初拾看著他這副渾然天成、毫無破綻的“震驚模樣”,嘴角忍不住扯了扯:沒你演得大。
兩人就近步入一家飯館,一抬頭,兩人腳步幾不可察地一頓。
李嘯風正與幾個友人從樓上下來,他神色如常,但面色卻遠不似往日意氣風發,眉宇間籠罩著一層淡淡陰郁。
文麟抬眼之時,李嘯風正往下看,兩人目光撞個正著。
文麟長睫微顫,垂下眼簾,避開了對視。
李嘯風將他動作看得分明,心中冷笑,卻也無瑕顧及。
自大理寺前那驚天一跪,李嘯風的日子便如同坐在了火山口上,日夜都在煎熬中猜測:沈懷安口中那個“不小心說漏嘴”的人究竟是誰?
是身邊的心腹,還是酒后的狂徒?這不知根底的隱患如同懸在頭頂的利劍,讓他食不知味,夜不能寐。
就在昨日,他還在暗自嗤笑文麟的清高孤傲最終落得個名落孫山,此刻卻驀然驚覺,這落榜反而將文麟從事件當中撇了出去。

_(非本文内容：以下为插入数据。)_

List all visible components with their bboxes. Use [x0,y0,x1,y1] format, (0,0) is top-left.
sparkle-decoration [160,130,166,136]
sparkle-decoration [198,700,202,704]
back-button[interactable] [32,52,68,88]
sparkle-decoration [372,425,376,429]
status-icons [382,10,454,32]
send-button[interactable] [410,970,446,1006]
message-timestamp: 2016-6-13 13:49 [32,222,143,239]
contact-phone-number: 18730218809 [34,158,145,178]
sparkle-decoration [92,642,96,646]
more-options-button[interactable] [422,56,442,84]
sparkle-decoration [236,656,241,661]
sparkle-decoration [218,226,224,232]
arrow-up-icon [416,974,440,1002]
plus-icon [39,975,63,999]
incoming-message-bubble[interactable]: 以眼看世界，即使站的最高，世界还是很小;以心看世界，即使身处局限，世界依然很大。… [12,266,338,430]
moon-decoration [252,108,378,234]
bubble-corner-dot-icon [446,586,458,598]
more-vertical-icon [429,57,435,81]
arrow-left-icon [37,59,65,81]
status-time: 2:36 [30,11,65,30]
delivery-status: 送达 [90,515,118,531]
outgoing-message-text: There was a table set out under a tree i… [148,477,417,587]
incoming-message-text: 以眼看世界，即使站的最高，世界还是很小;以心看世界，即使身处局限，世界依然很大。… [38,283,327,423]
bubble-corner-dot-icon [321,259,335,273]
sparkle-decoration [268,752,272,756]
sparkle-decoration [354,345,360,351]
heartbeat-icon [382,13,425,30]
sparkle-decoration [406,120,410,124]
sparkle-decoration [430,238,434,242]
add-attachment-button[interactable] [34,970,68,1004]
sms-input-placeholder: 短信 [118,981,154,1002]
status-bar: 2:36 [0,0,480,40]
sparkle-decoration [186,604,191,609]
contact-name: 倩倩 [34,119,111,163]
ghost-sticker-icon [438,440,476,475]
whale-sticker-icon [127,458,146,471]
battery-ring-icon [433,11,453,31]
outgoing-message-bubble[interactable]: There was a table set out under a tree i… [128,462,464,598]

至于文麟此刻劃清界限的舉動,在李嘯風看來,雖然厭惡卻也合情合理。
他現在心思無瑕分給這么一個微不足道的小人物,很快出了飯店,拐進一家打鐵鋪,匆匆步入后院,他推開其中一扇門,一個男人早已等候在此。
李嘯風立刻像抓住救命稻草般急切上前,壓低聲音:“高先生,您可算來了!眼下這……”
這位姓高的男人抬手,做了個噤聲的手勢,不慌不忙地開口:
“慌什么,外頭的風聲,大人已經知曉了。”
“大人讓我傳達,第一,讓你們都穩住,別自亂陣腳。越是這種時候,越要行止如常。你們若先慌了,四處打聽,反而惹人眼目,平添嫌疑。”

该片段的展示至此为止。